From Casetext: Smarter Legal Research

Tyson v. United States

United States Court of Appeals, Tenth Circuit
Nov 16, 1960
285 F.2d 19 (10th Cir. 1960)

Summary

holding that " general rule of construction is that provisions of an original act or section re-enacted or substantially repeated in an amendment are construed as a continuation of the original law . . . are generally held to have been the law since they were first enacted"

Summary of this case from Shoaf v. Shoaf

Opinion

No. 6406.

November 16, 1960.

Jack E. Gray, Oklahoma City, Okla. (Blumenthal, Gray Cohen, Oklahoma City, Okla., were with him on the brief), for appellant.

Jack R. Parr, Oklahoma City, Okla. (Paul W. Cress, U.S. Atty., Oklahoma City, Okla., was with him on the brief), for appellee.

Before MURRAH, Chief Judge, and HUXMAN and PICKETT, Circuit Judges.


Appellant, Durrell Edward Tyson, together with Phillip Dale Russell, was charged by information with juvenile delinquency by reason of violation of 18 U.S.C.A. § 331. The information charged him with having violated the Statute by possessing 379 Mexican Cinco Centavo (5 cents) coins, by law made current, which coins had been fraudulently altered, defaced, mutilated, impaired, diminished, falsified, scaled and lightened.
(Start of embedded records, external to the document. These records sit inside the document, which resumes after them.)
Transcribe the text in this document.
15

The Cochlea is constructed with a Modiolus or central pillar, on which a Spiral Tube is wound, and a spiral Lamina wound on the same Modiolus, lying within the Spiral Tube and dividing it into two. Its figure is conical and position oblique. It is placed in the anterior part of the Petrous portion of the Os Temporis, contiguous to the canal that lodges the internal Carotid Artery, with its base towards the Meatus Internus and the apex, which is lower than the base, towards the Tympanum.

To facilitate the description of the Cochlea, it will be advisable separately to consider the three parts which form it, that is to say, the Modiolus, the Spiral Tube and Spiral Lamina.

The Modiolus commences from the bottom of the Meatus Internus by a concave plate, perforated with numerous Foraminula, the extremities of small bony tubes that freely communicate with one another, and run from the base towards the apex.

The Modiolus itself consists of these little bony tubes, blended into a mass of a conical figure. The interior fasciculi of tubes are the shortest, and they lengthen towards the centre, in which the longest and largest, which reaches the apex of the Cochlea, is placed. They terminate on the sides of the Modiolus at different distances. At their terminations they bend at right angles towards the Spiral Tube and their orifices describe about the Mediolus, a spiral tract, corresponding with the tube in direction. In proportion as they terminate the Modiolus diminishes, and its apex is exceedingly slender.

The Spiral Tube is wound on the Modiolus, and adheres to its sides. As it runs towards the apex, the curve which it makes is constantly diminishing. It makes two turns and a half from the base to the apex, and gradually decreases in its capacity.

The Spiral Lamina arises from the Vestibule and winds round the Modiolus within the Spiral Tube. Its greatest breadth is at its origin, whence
He pled guilty to the charge and was sentenced to a Federal Reformatory. Thereafter, he filed a motion in the sentencing court, pursuant to 28 U.S.C.A. § 2255, to set aside the judgment and sentence on the ground that the judgment and sentence were void because the information on its face failed to state a federal offense. This is an appeal from the judgment of the court denying relief under his motion.

Appellant's plea of guilty admits that he had in his possession 379 Mexican Cinco Centavo coins which had been fraudulently altered, defaced, mutilated, etc. Section 331 of the Act of 1951, under which the information was drawn, provides that:

"Whoever fraudulently alters, defaces, mutilates, impairs, diminishes, falsifies, scales, or lightens any of the coins coined at the mints of the United States, or any foreign coins which are by law made current or are in actual use or circulation as money within the United States; or

"Whoever fraudulently possesses, passes, utters, publishes, or attempts to pass, utter, publish, or sell, or brings into the United States, any such coin, knowing the same to be altered, defaced, mutilated, impaired, diminished, falsified, scaled, or lightened —

"Shall be fined not more than $2,000 or imprisoned not more than five years, or both."

The Act of 1951 sets out two offenses. First, prohibited acts with respect to coins minted at the United States Mint and foreign coins "by law made current," and, second, the same acts committed with respect to coins which "are in actual use or circulation as money within the United States." Since Tyson was charged only under the first offense, we limit our consideration to an interpretation of the phrase "by law made current." Appellant's contention is that the phrase means made current by the laws of the United States. It is conceded that Mexican Cinco Centavo coins are not made current by the laws of the United States. The court adopted the Government's construction of the phrase and held that it meant made current by the laws of Mexico.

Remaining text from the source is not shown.